Broadband Router: Gateway to the intelligent edge
For most homes and small offices the router is the WiFi edge. Logically exploiting the router as the home edge should be a catalyst for exploration, argues Stuart Griffin at Consult Red
The intelligent edge is poised to propel media and the communications industry toward the next generation of connectivity and efficiency. The opportunities will be great and telcos and operators have the chance to gain.
With the advent of 5G, Mobile Edge Computing and the WiFi edge, partnerships and collaborations between Amazon, Google, Microsoft and telcos will flourish across both enterprise and consumer markets – according to ABI Research.
For telcos, there will be further opportunities to partner with AI developers, VR/AR applications pioneers and software engineers who might benefit from 5G speeds to deliver more immersive, interactive and accurate experiences.
Network service providers are already thinking beyond broadband access and evaluating their role in improving the customer experience – especially as new connected consumer devices permeate the home. The router is at the heart of the home network and in prime position at the WiFi edge. Operators have an opportunity to leverage this first mover advantage to be the brain of the intelligent home. But this is a land grab and the competitive advantage won’t last forever.
Turning the broadband router into the intelligent edge
The edge is already complex, consisting of a myriad of devices and gateways interacting through new and established wired and wireless technologies. One of them is the humble broadband router.
As it stands, the network and cloud generally bypass the router. It plays a very limited role in service delivery other than terminating the pipe. Service providers (other than the operator) have no access to the device and its potential. But could this be transformed if the broadband router were to become the primary hub for the intelligent Edge in the home and office. At first glance broadband and 5G fixed wireless may seem like competing technologies, but the 5G edge is not in the home and does not control the Wi-Fi that is used throughout the home. Even for a 5G fixed wireless deployment the smart router has role to play. A prime example is BT and EE home Wi-Fi service BT Halo 3+ which pairs with the Smart Hub 2 router and automatically connects to the EE mobile network for backup, should broadband connection fail. BT is marketing the broadband service as “unbreakable”.
No one disputes that Wi-Fi is going to be a huge part of our internet future. For most homes and small offices the router is the WiFi edge. Logically exploiting the Wi-Fi Edge should at very least be a catalyst for exploration.
Using edge technology to deploy an intelligent service component at the edge of network means the router can become an active part of a service rather than just passively enabling connectivity. Whether you’re looking to defend market share and/or current pricing by offering value-add services, or seeking to develop new revenue streams and grow market share, operators can transform the hardware router from a dumb termination of the broadband pipe to an agile platform.
Closing the gap between network and router
In these architectures the edge device does not host a customer facing application but instead operates as a compute node running a nano or micro-service that leverages the device position in the network to deliver a vital part of the overall service. The containerised micro-services that power the cloud and enable network virtualisation have generally been the preserve of enterprise servers or specialised network equipment.
The Comcast and Liberty Global-backed RDK have taken the technology a step further. It has developed an extremely lightweight implementation that uses OCI (Open Container Initiative) images to be compatible with hypervisors and orchestration technologies used by the cloud and network virtualisation. This development significantly closes gap between the network and router as an edge device.

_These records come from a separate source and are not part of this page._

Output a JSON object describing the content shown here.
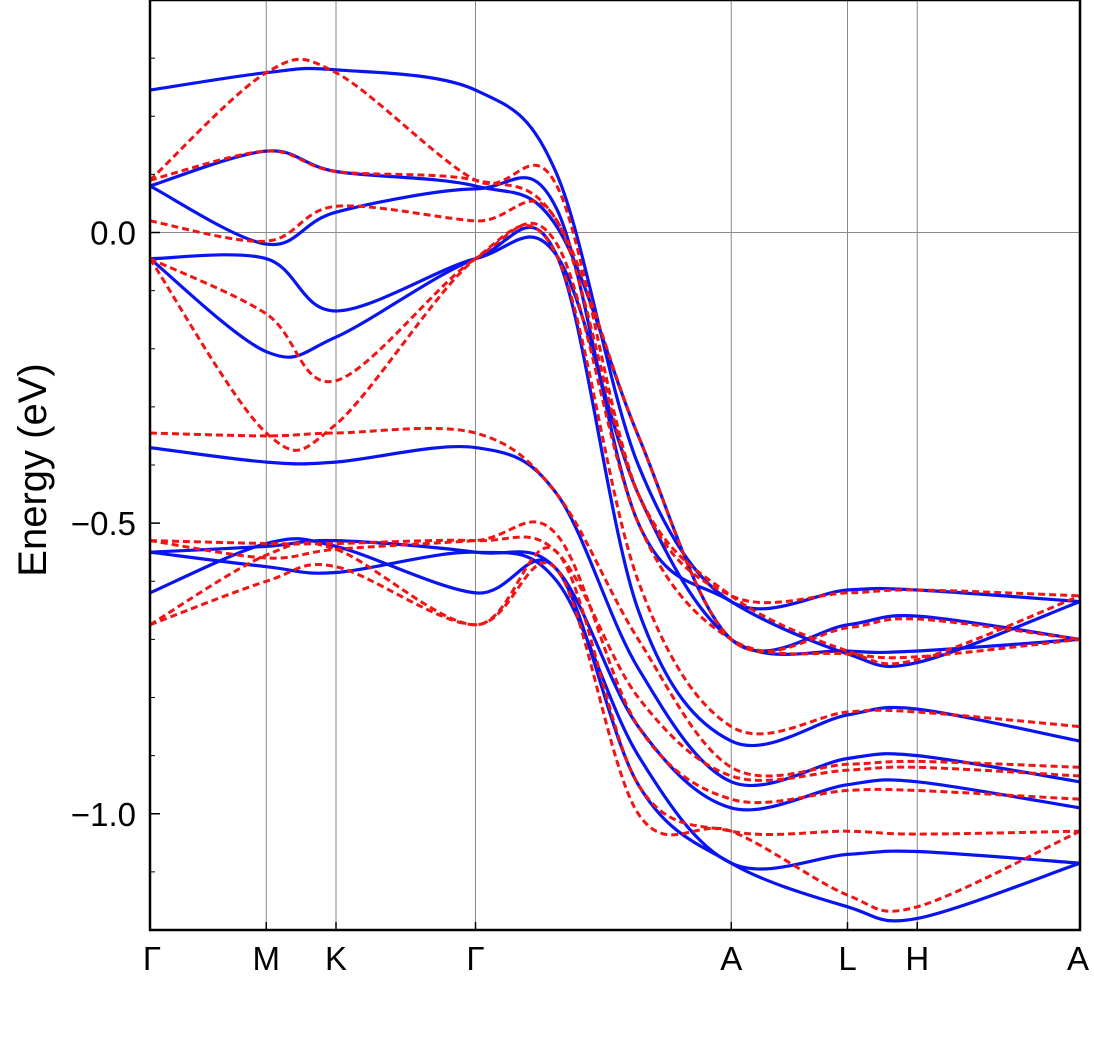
{
  "chart_data": {
    "type": "line",
    "title": "",
    "xlabel": "",
    "ylabel": "Energy (eV)",
    "ylim": [
      -1.2,
      0.4
    ],
    "xlim": [
      0,
      8
    ],
    "grid": true,
    "x_ticks": [
      {
        "label": "Γ",
        "x": 0
      },
      {
        "label": "M",
        "x": 1
      },
      {
        "label": "K",
        "x": 1.6
      },
      {
        "label": "Γ",
        "x": 2.8
      },
      {
        "label": "A",
        "x": 5
      },
      {
        "label": "L",
        "x": 6
      },
      {
        "label": "H",
        "x": 6.6
      },
      {
        "label": "A",
        "x": 8
      }
    ],
    "y_ticks": [
      {
        "label": "0.0",
        "value": 0.0
      },
      {
        "label": "-0.5",
        "value": -0.5
      },
      {
        "label": "-1.0",
        "value": -1.0
      }
    ],
    "x": [
      0,
      1,
      1.6,
      2.8,
      3.5,
      4.2,
      5,
      6,
      6.6,
      8
    ],
    "series": [
      {
        "style": "solid",
        "color": "#0a14f0",
        "values": [
          0.245,
          0.275,
          0.28,
          0.245,
          0.1,
          -0.4,
          -0.635,
          -0.615,
          -0.615,
          -0.635
        ]
      },
      {
        "style": "solid",
        "color": "#0a14f0",
        "values": [
          0.08,
          0.14,
          0.105,
          0.08,
          0.01,
          -0.35,
          -0.7,
          -0.675,
          -0.66,
          -0.7
        ]
      },
      {
        "style": "solid",
        "color": "#0a14f0",
        "values": [
          0.08,
          -0.02,
          0.035,
          0.075,
          0.04,
          -0.5,
          -0.635,
          -0.725,
          -0.74,
          -0.635
        ]
      },
      {
        "style": "solid",
        "color": "#0a14f0",
        "values": [
          -0.045,
          -0.045,
          -0.135,
          -0.045,
          -0.04,
          -0.45,
          -0.7,
          -0.72,
          -0.72,
          -0.7
        ]
      },
      {
        "style": "solid",
        "color": "#0a14f0",
        "values": [
          -0.045,
          -0.205,
          -0.18,
          -0.045,
          -0.04,
          -0.65,
          -0.875,
          -0.83,
          -0.82,
          -0.875
        ]
      },
      {
        "style": "solid",
        "color": "#0a14f0",
        "values": [
          -0.37,
          -0.395,
          -0.395,
          -0.37,
          -0.45,
          -0.75,
          -0.945,
          -0.905,
          -0.9,
          -0.945
        ]
      },
      {
        "style": "solid",
        "color": "#0a14f0",
        "values": [
          -0.55,
          -0.54,
          -0.53,
          -0.55,
          -0.58,
          -0.85,
          -0.99,
          -0.95,
          -0.945,
          -0.99
        ]
      },
      {
        "style": "solid",
        "color": "#0a14f0",
        "values": [
          -0.55,
          -0.575,
          -0.585,
          -0.55,
          -0.6,
          -0.9,
          -1.085,
          -1.07,
          -1.065,
          -1.085
        ]
      },
      {
        "style": "solid",
        "color": "#0a14f0",
        "values": [
          -0.62,
          -0.535,
          -0.54,
          -0.62,
          -0.58,
          -0.95,
          -1.085,
          -1.16,
          -1.18,
          -1.085
        ]
      },
      {
        "style": "dashed",
        "color": "#f01414",
        "values": [
          0.09,
          0.275,
          0.275,
          0.09,
          0.08,
          -0.45,
          -0.625,
          -0.62,
          -0.615,
          -0.625
        ]
      },
      {
        "style": "dashed",
        "color": "#f01414",
        "values": [
          0.09,
          0.14,
          0.105,
          0.09,
          0.02,
          -0.35,
          -0.7,
          -0.68,
          -0.665,
          -0.7
        ]
      },
      {
        "style": "dashed",
        "color": "#f01414",
        "values": [
          0.02,
          -0.015,
          0.045,
          0.02,
          0.02,
          -0.45,
          -0.625,
          -0.72,
          -0.735,
          -0.625
        ]
      },
      {
        "style": "dashed",
        "color": "#f01414",
        "values": [
          -0.045,
          -0.14,
          -0.255,
          -0.045,
          -0.02,
          -0.5,
          -0.7,
          -0.725,
          -0.73,
          -0.7
        ]
      },
      {
        "style": "dashed",
        "color": "#f01414",
        "values": [
          -0.045,
          -0.345,
          -0.33,
          -0.045,
          -0.04,
          -0.6,
          -0.85,
          -0.825,
          -0.825,
          -0.85
        ]
      },
      {
        "style": "dashed",
        "color": "#f01414",
        "values": [
          -0.345,
          -0.35,
          -0.345,
          -0.345,
          -0.45,
          -0.7,
          -0.92,
          -0.915,
          -0.91,
          -0.92
        ]
      },
      {
        "style": "dashed",
        "color": "#f01414",
        "values": [
          -0.53,
          -0.535,
          -0.535,
          -0.53,
          -0.55,
          -0.8,
          -0.935,
          -0.925,
          -0.92,
          -0.935
        ]
      },
      {
        "style": "dashed",
        "color": "#f01414",
        "values": [
          -0.53,
          -0.56,
          -0.545,
          -0.53,
          -0.52,
          -0.85,
          -0.975,
          -0.96,
          -0.96,
          -0.975
        ]
      },
      {
        "style": "dashed",
        "color": "#f01414",
        "values": [
          -0.675,
          -0.555,
          -0.545,
          -0.675,
          -0.55,
          -0.95,
          -1.03,
          -1.03,
          -1.035,
          -1.03
        ]
      },
      {
        "style": "dashed",
        "color": "#f01414",
        "values": [
          -0.675,
          -0.6,
          -0.575,
          -0.675,
          -0.58,
          -1.0,
          -1.03,
          -1.14,
          -1.16,
          -1.03
        ]
      }
    ]
  }
}
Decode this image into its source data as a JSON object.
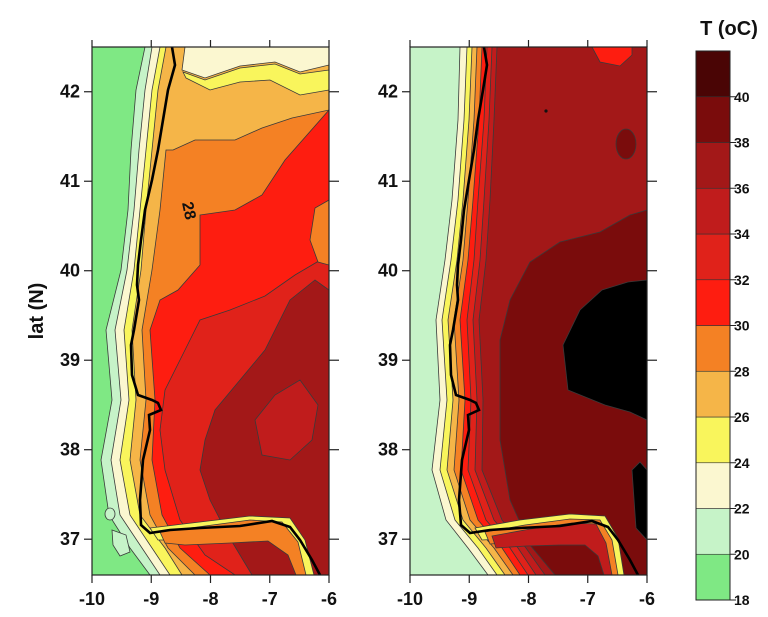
{
  "chart_data": {
    "type": "heatmap",
    "ylabel": "lat (N)",
    "colorbar": {
      "title": "T (oC)",
      "ticks": [
        18,
        20,
        22,
        24,
        26,
        28,
        30,
        32,
        34,
        36,
        38,
        40
      ],
      "range": [
        18,
        42
      ],
      "colors": [
        "#7fe884",
        "#c6f3c8",
        "#fbf7d0",
        "#f9f55c",
        "#f5b548",
        "#f48124",
        "#fe1d10",
        "#e0221a",
        "#c01c1c",
        "#a31818",
        "#7a0c0c",
        "#4a0505",
        "#000000"
      ]
    },
    "panels": [
      {
        "name": "left",
        "xlim": [
          -10,
          -6
        ],
        "ylim": [
          36.6,
          42.5
        ],
        "xticks": [
          -10,
          -9,
          -8,
          -7,
          -6
        ],
        "yticks": [
          37,
          38,
          39,
          40,
          41,
          42
        ],
        "contour_label": "28"
      },
      {
        "name": "right",
        "xlim": [
          -10,
          -6
        ],
        "ylim": [
          36.6,
          42.5
        ],
        "xticks": [
          -10,
          -9,
          -8,
          -7,
          -6
        ],
        "yticks": [
          37,
          38,
          39,
          40,
          41,
          42
        ]
      }
    ]
  }
}
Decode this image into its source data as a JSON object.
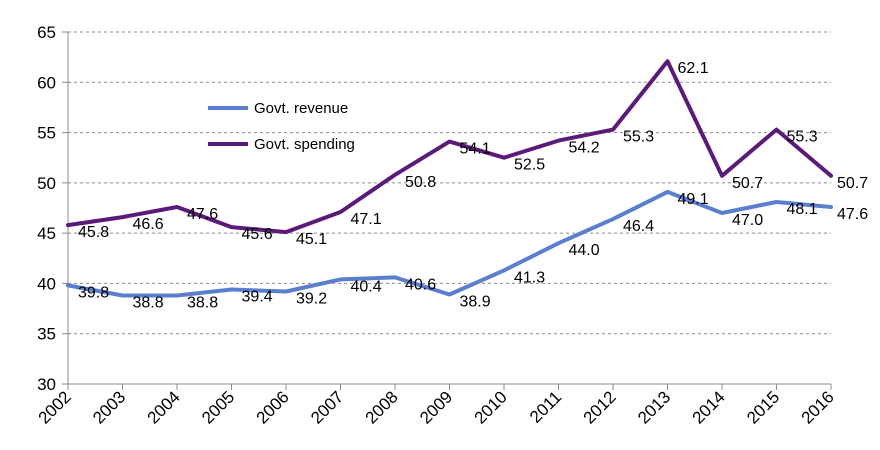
{
  "chart_data": {
    "type": "line",
    "title": "",
    "xlabel": "",
    "ylabel": "",
    "ylim": [
      30,
      65
    ],
    "yticks": [
      30,
      35,
      40,
      45,
      50,
      55,
      60,
      65
    ],
    "categories": [
      "2002",
      "2003",
      "2004",
      "2005",
      "2006",
      "2007",
      "2008",
      "2009",
      "2010",
      "2011",
      "2012",
      "2013",
      "2014",
      "2015",
      "2016"
    ],
    "grid": true,
    "legend_position": "upper-left inside plot",
    "series": [
      {
        "name": "Govt. revenue",
        "color": "#5b7fcf",
        "values": [
          39.8,
          38.8,
          38.8,
          39.4,
          39.2,
          40.4,
          40.6,
          38.9,
          41.3,
          44.0,
          46.4,
          49.1,
          47.0,
          48.1,
          47.6
        ],
        "labels": [
          "39.8",
          "38.8",
          "38.8",
          "39.4",
          "39.2",
          "40.4",
          "40.6",
          "38.9",
          "41.3",
          "44.0",
          "46.4",
          "49.1",
          "47.0",
          "48.1",
          "47.6"
        ]
      },
      {
        "name": "Govt. spending",
        "color": "#5b1a7a",
        "values": [
          45.8,
          46.6,
          47.6,
          45.6,
          45.1,
          47.1,
          50.8,
          54.1,
          52.5,
          54.2,
          55.3,
          62.1,
          50.7,
          55.3,
          50.7
        ],
        "labels": [
          "45.8",
          "46.6",
          "47.6",
          "45.6",
          "45.1",
          "47.1",
          "50.8",
          "54.1",
          "52.5",
          "54.2",
          "55.3",
          "62.1",
          "50.7",
          "55.3",
          "50.7"
        ]
      }
    ]
  }
}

By moving compute power, data storage and management on the edge, data can be collected, analysed and then acted on locally without needing to cross the network to a central data center or cloud. There are a growing number of sensors and devices that are always-on and continually sending more and more data – and super-fast, high capacity 5G will only see this sharply increase. Much of this locally generated data will be used primarily to generate local decisions. With the intelligent Edge, these devices can predictably make automated or real-time responses in milliseconds.
Applications at the Wi-Fi Edge
There are multiple other potential new services and technologies that could benefit from a smart router. For instance, Wi-Fi presence is an emerging technology whereby Wi-Fi analytics are used to detect the presence of people in the home. This has applications from burglar alarms to telecare.
One of the lasting outcomes of the pandemic is likely to be an increase in home working. Support for corporate VPNs and QoS that prioritises work activities such as video calls are likely to see growing demand. As the OTT players crack down on password sharing, they could use the router to securely verify that TV streams are truly in the home – this could open-up new business models such as unlimited streams in the home.
Having intelligence at the edge rather that in the cloud can also lower operational costs needed to deliver a service. Edge intelligence can reduce the data bandwidth, compute, connectivity and storage costs for a negligible impact on the router’s purchase or running costs.
We can all hypothesise about what the future looks like, and what services consumers will or won’t want. Either way, network service providers are going to need an agile platform that can host services at the edge even if, at this point, they don’t know exactly what they are.
The broadband router is an under-utilized asset that forward facing network service operators will explore as a gateway to adding value to their infrastructure at the intelligent edge.